I motivi sono molteplici. La riduzione del numero dei container disponibili, dismessi nell’anno precedente e richiestissimi nella seconda metà dell’anno in corso, un incremento dei noli dalla Cina e da Singapore che sono lentamente diventati monopolisti nel trasporto navale dall’oriente all’occidente, l’aumento dei costi della movimentazione merci nei porti di attracco, l’aumento del carburante su cui torneremo tra poco.

Per contrastare questi costi altissimi e rendere così transitorio l’impatto sui prezzi al consumo e alla produzione c’è bisogno di porti nel Mediterraneo, nel mar Nero e nel canale di Suez capaci di ricevere navi portacontainer di 15mila teu (sei metri cadauno). Un riassetto funzionale dei porti è necessario anche negli Usa dove ad esempio nel porto di Los Angeles le navi sostano diversi giorni prima di attraccare e scaricare con un aumento dei costi non indifferenti.

Insomma una rivisitazione in occidente della portualità commerciale e della disponibilità di navi portacontainer più grandi sono gli strumenti per contrastare nel medio periodo quella sorta di signoria che l’oriente sta consolidando anche attraverso la Via della seta. L’altro grande elemento responsabile dell’aumento del tasso di inflazione è il caro energia, a cominciare dal gas.

Da diversi mesi, infatti, il prezzo del gas in Europa oscilla tra 80 e 90 euro a megawattora mentre lo scorso anno il prezzo era di 10 euro. Le varie cause che sostengono quest’impennata dei prezzi sono state indicate e sono tutte racchiuse in una carenza di offerta per ragioni geopolitiche (il gas russo), le basse scorte, minori arrivi navali di gas liquefatto, l’improvviso rialzo della domanda mondiale e via di questo passo.

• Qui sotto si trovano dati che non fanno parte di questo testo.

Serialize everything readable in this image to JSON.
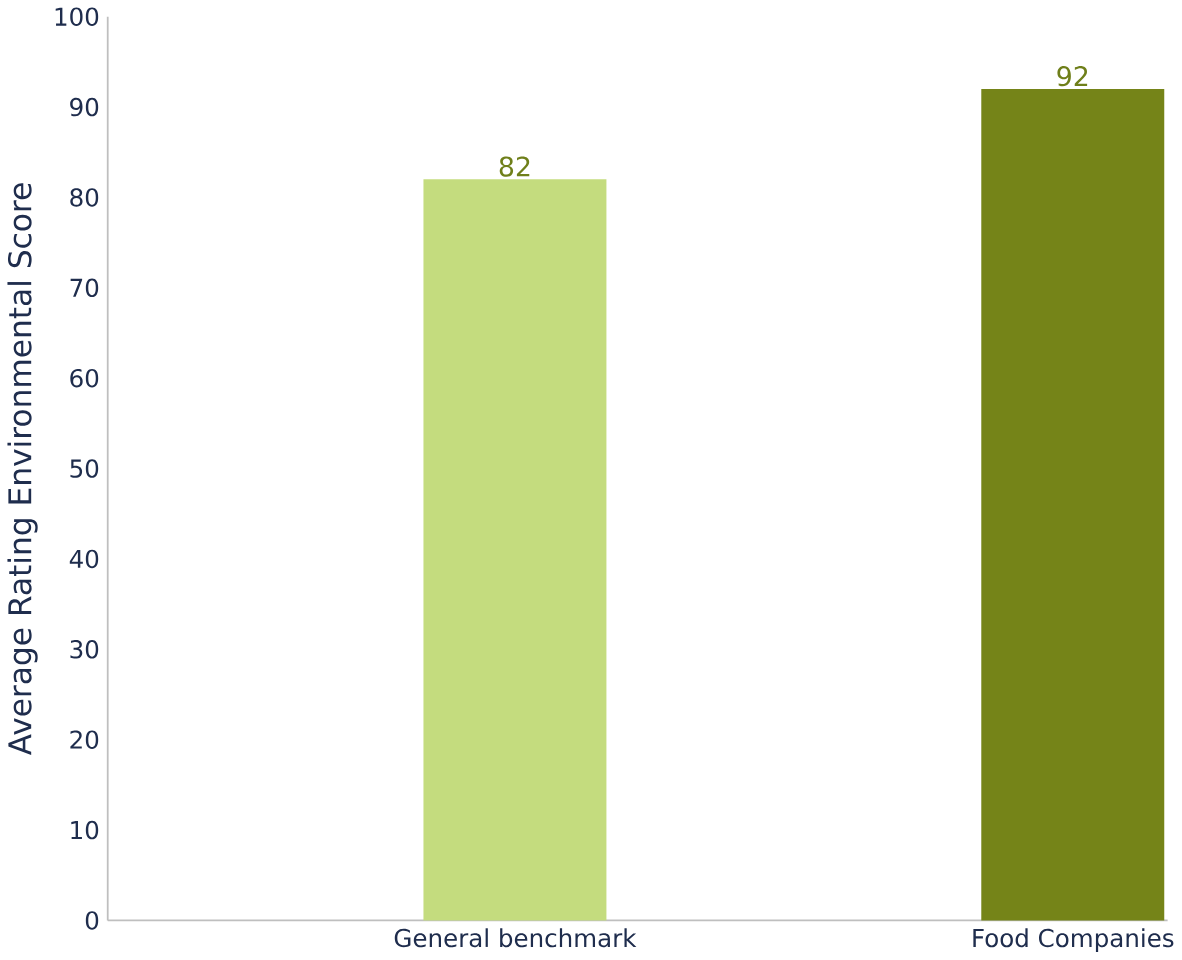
{
  "chart_data": {
    "type": "bar",
    "ylabel": "Average Rating Environmental Score",
    "categories": [
      "General benchmark",
      "Food Companies"
    ],
    "values": [
      82,
      92
    ],
    "colors": [
      "#c4dc7e",
      "#758418"
    ],
    "ylim": [
      0,
      100
    ],
    "yticks": [
      0,
      10,
      20,
      30,
      40,
      50,
      60,
      70,
      80,
      90,
      100
    ],
    "data_labels": true
  }
}
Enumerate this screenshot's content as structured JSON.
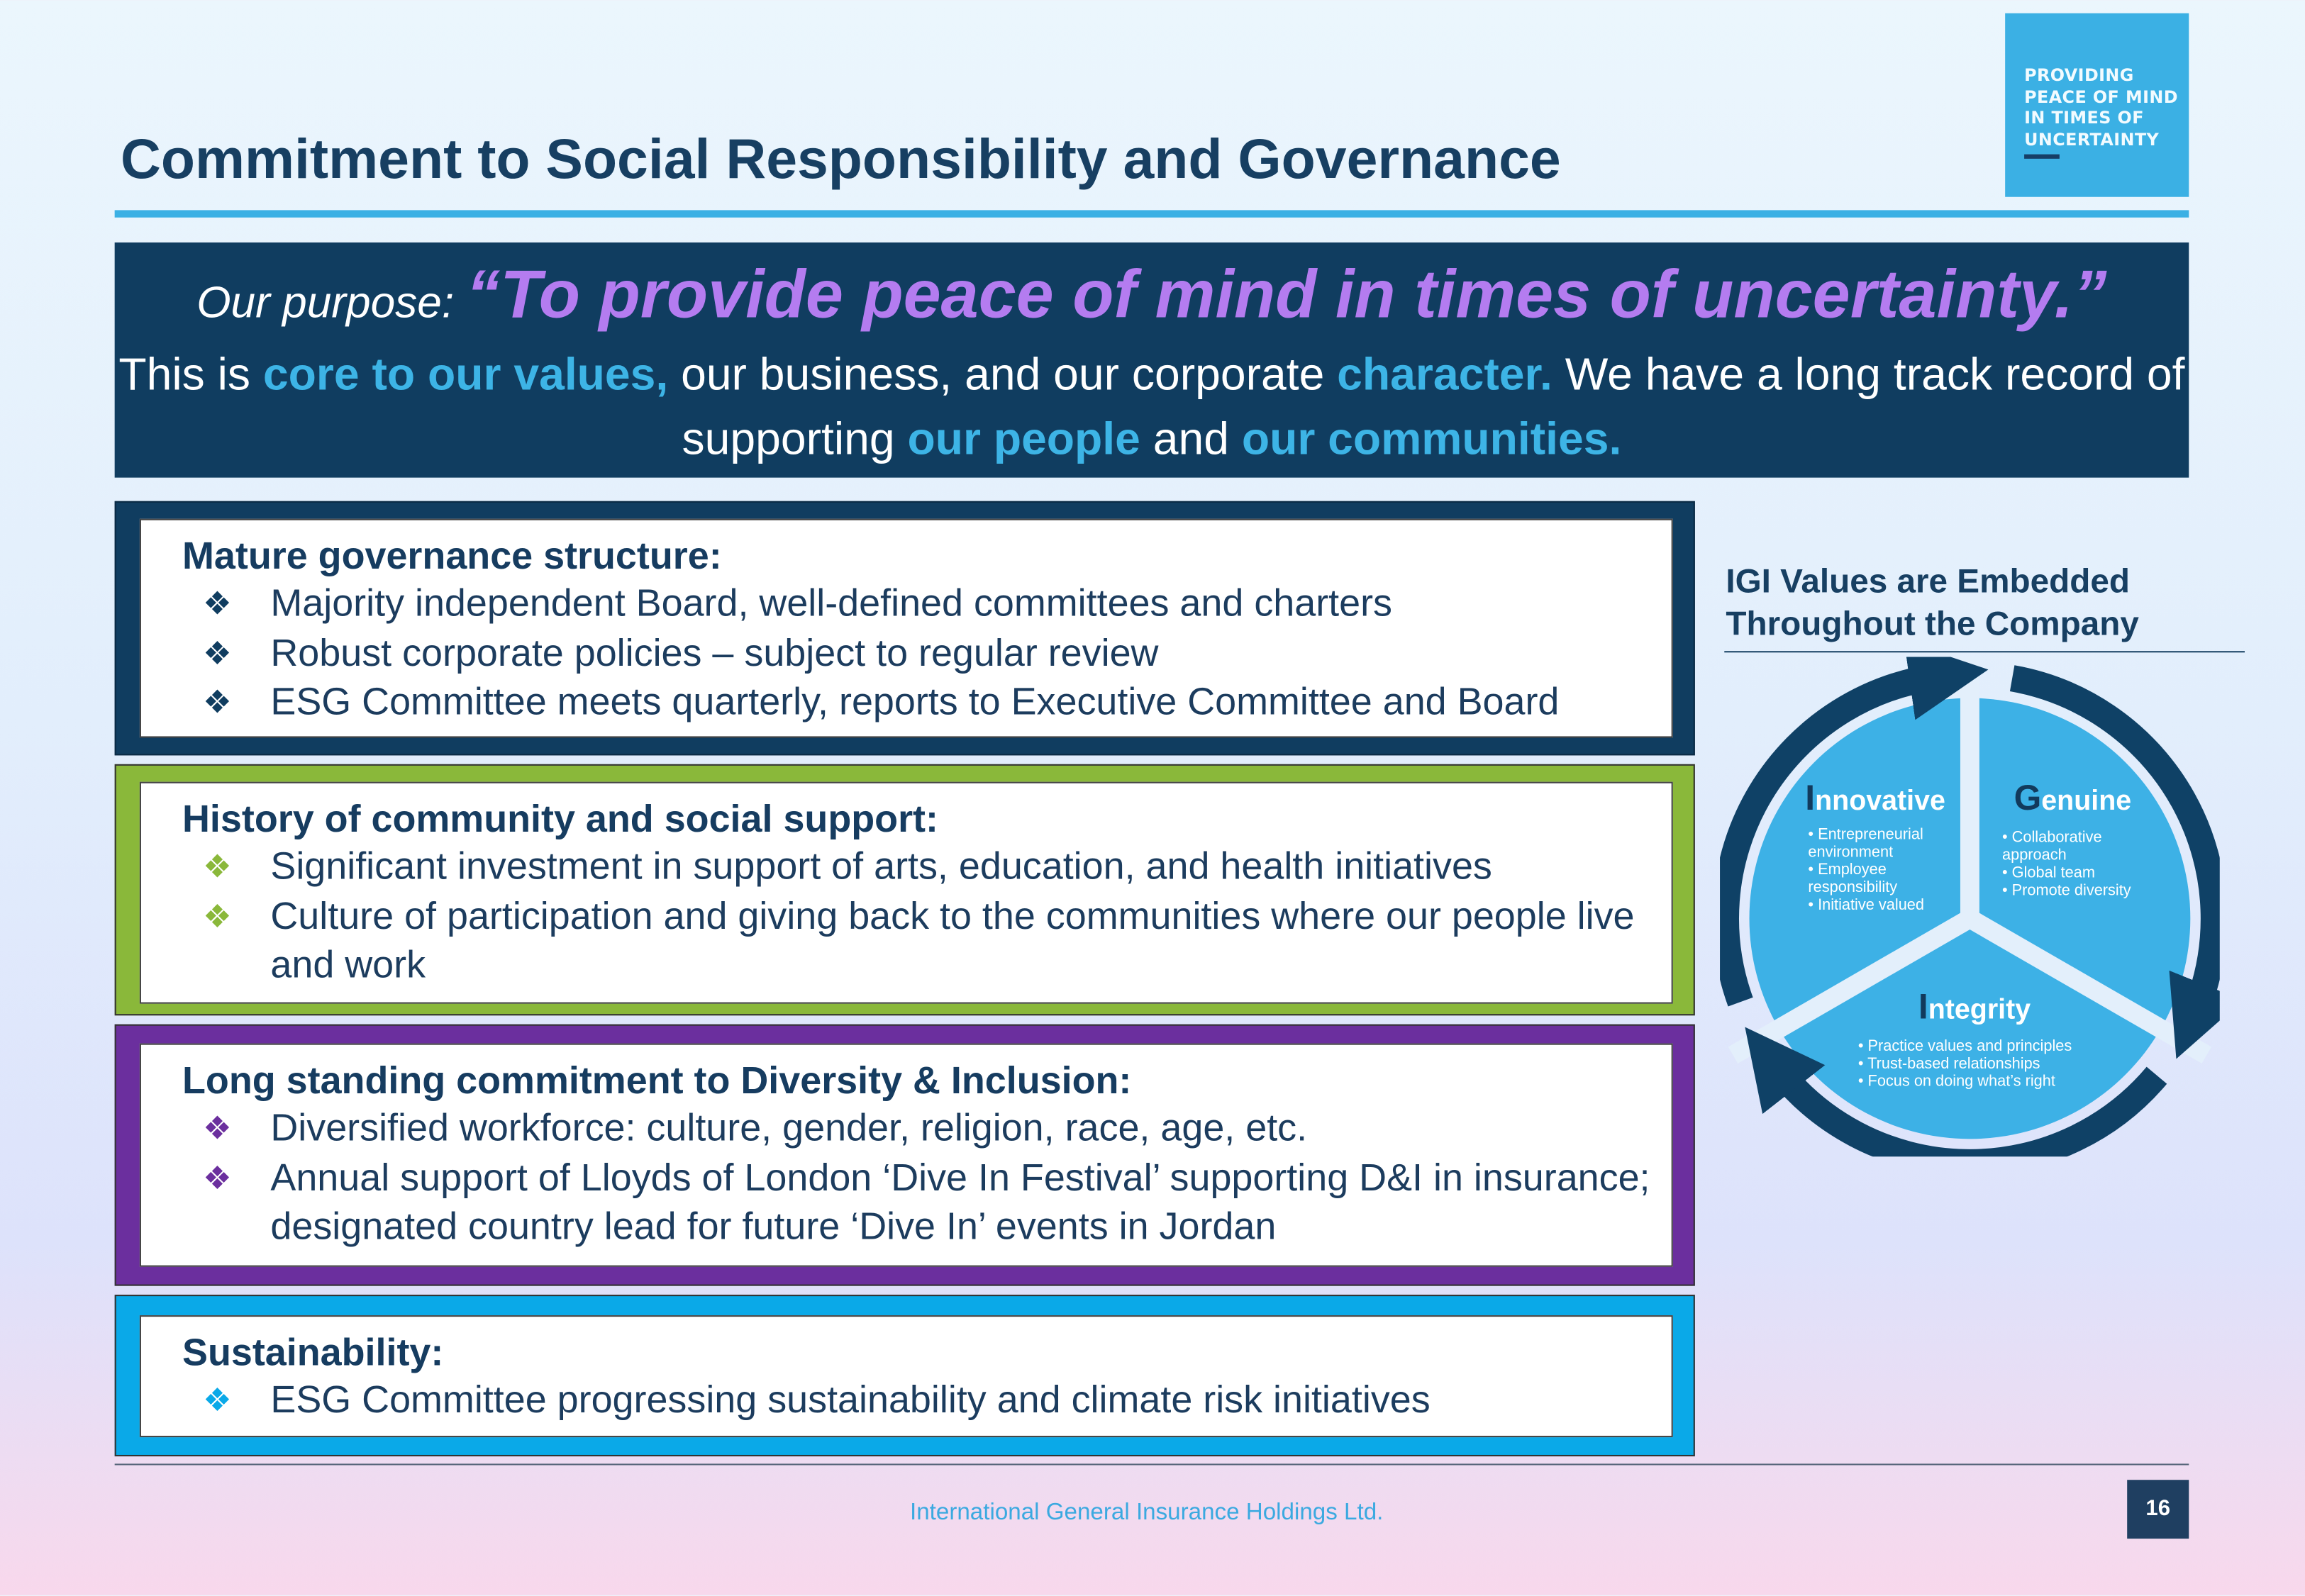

Il complessivo ammanco dell’offerta, però, è stato calcolato nella riduzione delle scorte del 25% mentre i prezzi sono aumentati di ben nove volte. E arriviamo così al nodo del problema di cui quasi nessuno vuole parlare e cioè la responsabilità della finanza speculativa sulle materie prime. I volumi di negoziazioni mensili dei futures del gas all’Ice di Londra sono passati da due a cinque milioni negli ultimi due mesi.

Ciò che vediamo a Londra avviene in tutte le piazze e in tutti i mercati delle materie prime nei quali il valore dell’aumento degli scambi dei futures (strumenti nati per assicurare i venditori e gli acquirenti di materie prime) arriva a superare di quindici- venti volte quello della produzione fisica di ciascuna materia prima. È la cosiddetta finanziarizzazione delle materie prime che dovrebbe essere impedita perché esse sono la vita del mondo.

La forza politica ed economica dei rentier finanziari è diventata travolgente anche grazie all’intreccio proprietario con la grande informazione mondiale che mette un freno a ogni iniziativa dei vari governi per attenuare quella che definisco la peste del terzo millennio, e cioè la finanziarizzazione dell’economia mondiale che alimenta disuguaglianze con ricchezze elitarie e povertà di massa.

Quale forza politica parla oggi di questa peste? Nessuna, e tutti tentano di attenuare gli effetti su famiglie e imprese mentre si evita di intervenire sulle cause. Dovrebbe essere un tema dell’Unione europea e a seguire del G20 ma purtroppo nessun governo assume una iniziativa, neanche il nostro mitico Mario Draghi. E così nell’occidente democratico cresce un fiume carsico di rabbia sociale dagli esiti imprevedibili.